Contó que lo torturaron en la parte superior de la propiedad a la que se accedía por una escalera recta. Pero mientras hablaba de esas circunstancias, le dijo a Caron: "Había otra escalera". La secretaria, que ya había recorrido el lugar el año pasado, abrió los ojos. “Sí, había otra escalera”, le contestó.

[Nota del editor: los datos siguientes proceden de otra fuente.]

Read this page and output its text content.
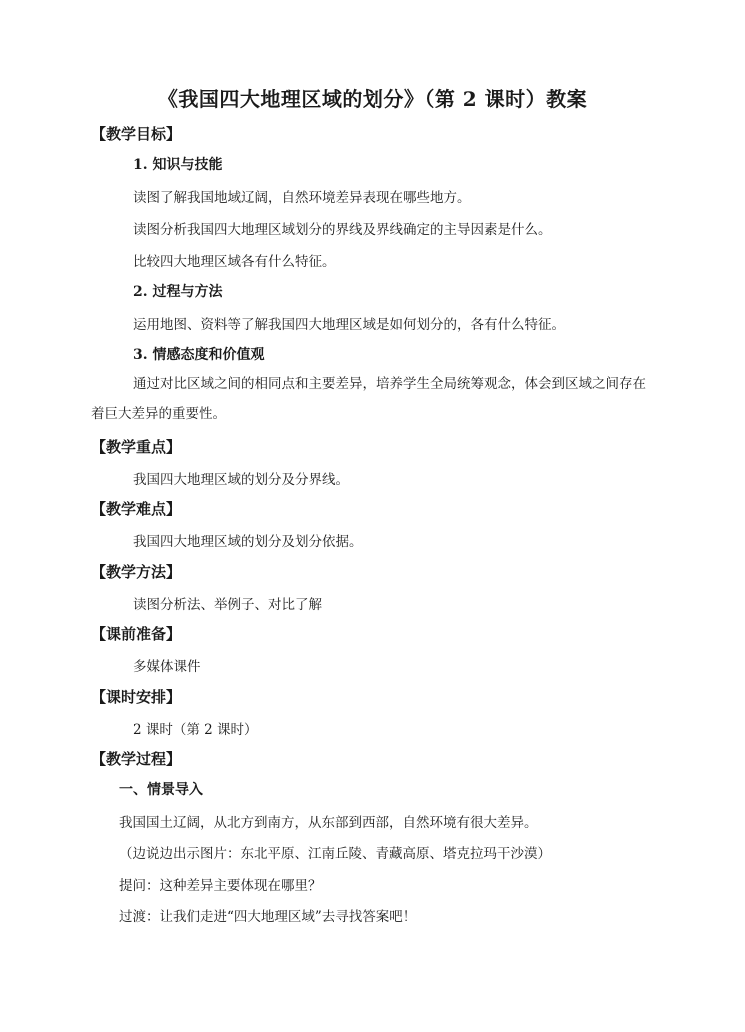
《我国四大地理区域的划分》（第 2 课时）教案
【教学目标】
1. 知识与技能
读图了解我国地域辽阔，自然环境差异表现在哪些地方。
读图分析我国四大地理区域划分的界线及界线确定的主导因素是什么。
比较四大地理区域各有什么特征。
2. 过程与方法
运用地图、资料等了解我国四大地理区域是如何划分的，各有什么特征。
3. 情感态度和价值观
通过对比区域之间的相同点和主要差异，培养学生全局统筹观念，体会到区域之间存在着巨大差异的重要性。
【教学重点】
我国四大地理区域的划分及分界线。
【教学难点】
我国四大地理区域的划分及划分依据。
【教学方法】
读图分析法、举例子、对比了解
【课前准备】
多媒体课件
【课时安排】
2 课时（第 2 课时）
【教学过程】
一、情景导入
我国国土辽阔，从北方到南方，从东部到西部，自然环境有很大差异。
（边说边出示图片：东北平原、江南丘陵、青藏高原、塔克拉玛干沙漠）
提问：这种差异主要体现在哪里？
过渡：让我们走进“四大地理区域”去寻找答案吧！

El sobreviviente contó que la segunda escalera lo remitía a una situación muy personal. Antes de liberarlo, lo habían dejado junto a un rellano. Allí vio que se apilaban botellas. Él pensó en tomar una e intentar atacar a alguno de sus captores porque estaba convencido de que no iban a dejarlo con vida, sobre todo porque venía arrastrando amenazas de muerte desde los años de la Triple A –la organización criminal en la que también había operado Gordon–. La comitiva del juzgado buscó ese recoveco con la asistencia del arquitecto Gonzalo Conte, de Memoria Abierta.

El otro recuerdo del que habló fue del chirrido de la cortina de metal. “El ruido es el mismo ruido que tengo acá”, dijo Comínguez mientras se señalaba la cabeza. “Para mí, éste es un momento contradictorio. Creo que puedo cerrar una etapa de mi vida”, se sinceró.

Usted es el único sobreviviente de este lugar– le dijo Caron mientras el juez asentía.

Comínguez le agradeció el trato humano a Rafecas. “Esto es parte de recuperarnos de lo que nos hicieron acá. Tenemos que contrarrestar a estos sicarios que tanto daño nos hicieron”, se aflojó. Cuando ya casi no quedaban integrantes del juzgado, Comínguez seguía frente al portón. “Estar acá es saldar una deuda con mis camaradas”, dijo emocionado antes de despedirse.